Senibudayabetawi.com – Masyarakat Betawi tempo dulu memiliki berbagai tradisi mulai dari kegiatan paling sederhana hingga kompleks. Mulai dari menikmati makanan, merayakan hajatan seperti pernikahan dan sunatan hingga pengobatan tradisional.
Nah, khusus beberapa tradisi ada yang mulai ditinggalkan dan masih dilestarikan. Salah satu tradisi yang masih dilestarikan yaitu pengobatan tradisional oleh masyarakat di Ciganjur, Kecamatan Jagakarsa, Jakarta Selatan.
Seperti kebanyakan masyarakat tradisional, Betawi cenderung memiliki hubungan erat dengan alam dan lingkungan sekitar. Berbegai kebiasaan dan praktik yang umum yaitu mereka biasa memiliki tanaman di sekitar rumah.
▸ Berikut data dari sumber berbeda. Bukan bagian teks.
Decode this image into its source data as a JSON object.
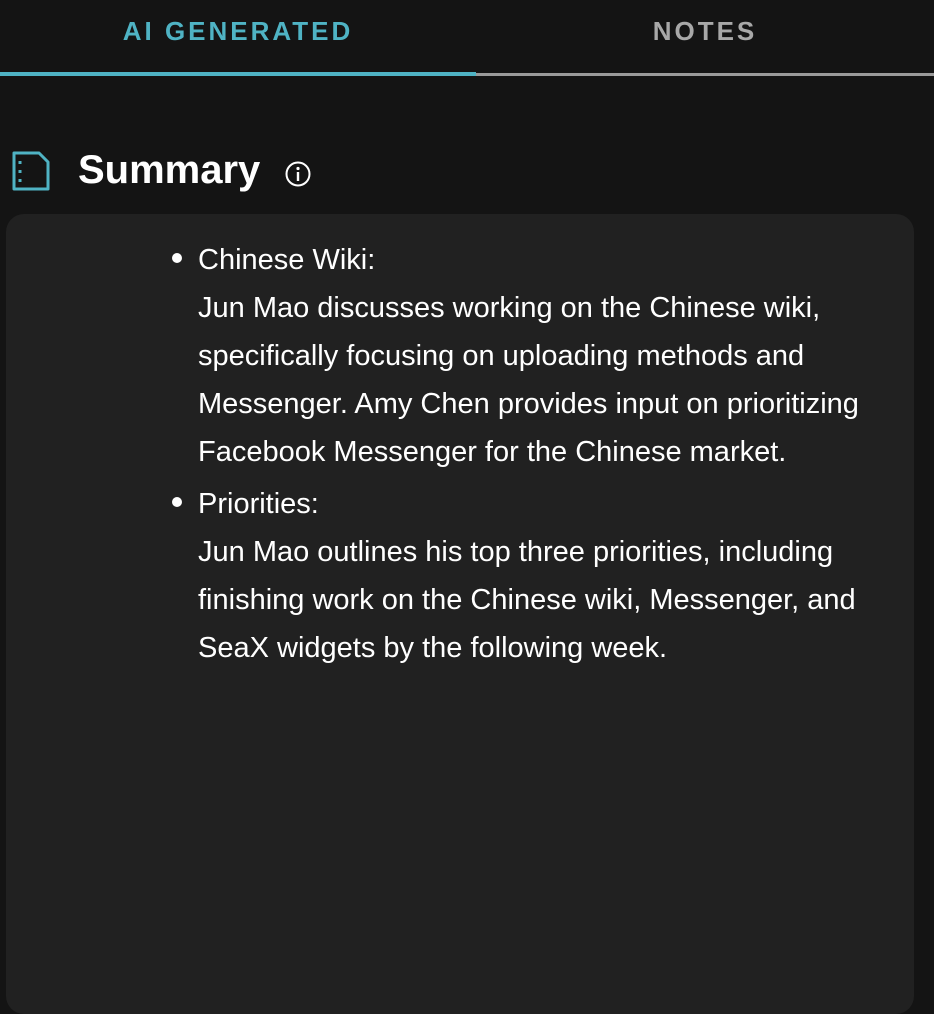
{
  "tabs": {
    "ai_generated": "AI GENERATED",
    "notes": "NOTES",
    "active": "ai_generated"
  },
  "summary": {
    "title": "Summary",
    "icon": "document-icon",
    "info_icon": "info-icon",
    "items": [
      {
        "heading": "Chinese Wiki:",
        "text": "Jun Mao discusses working on the Chinese wiki, specifically focusing on uploading methods and Messenger. Amy Chen provides input on prioritizing Facebook Messenger for the Chinese market."
      },
      {
        "heading": "Priorities:",
        "text": "Jun Mao outlines his top three priorities, including finishing work on the Chinese wiki, Messenger, and SeaX widgets by the following week."
      }
    ]
  },
  "colors": {
    "accent": "#4fb3c4",
    "background": "#141414",
    "card": "#212121",
    "inactive_tab": "#a8a8a8"
  }
}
Orang Betawi cenderung memiliki taman kecil di halaman rumah mereka. Adapun di dalamnya, mencakup berbagai tanaman hias, bunga, dan tanaman obat-obatan sebagai sumber tanaman tradisional.
Pengobatan Tradisional
Tepatnya sebelum tahun 1990-an, warga di Jagakarsa masih melestarikan pengobatan nonmedis dengan memanfaatkan tanaman di sekitar rumah tersebut. Dalam buku Pengobatan Tradisional pada Masyarakat Betawi di Kelurahan Ciganjur, tradisi ini warisan turun temurun oleh orang tua zaman dulu.
Pengobatan dari tanaman ini tak hanya mampu mengobati penyakit luar, tapi juga meringankan penyakit dalam. Beberapa penyakit luar yaitu seperti jerawat, luka bakar, bengkak, memar, kudis, panu, bisul, luka karena benda tajam hingga kutil.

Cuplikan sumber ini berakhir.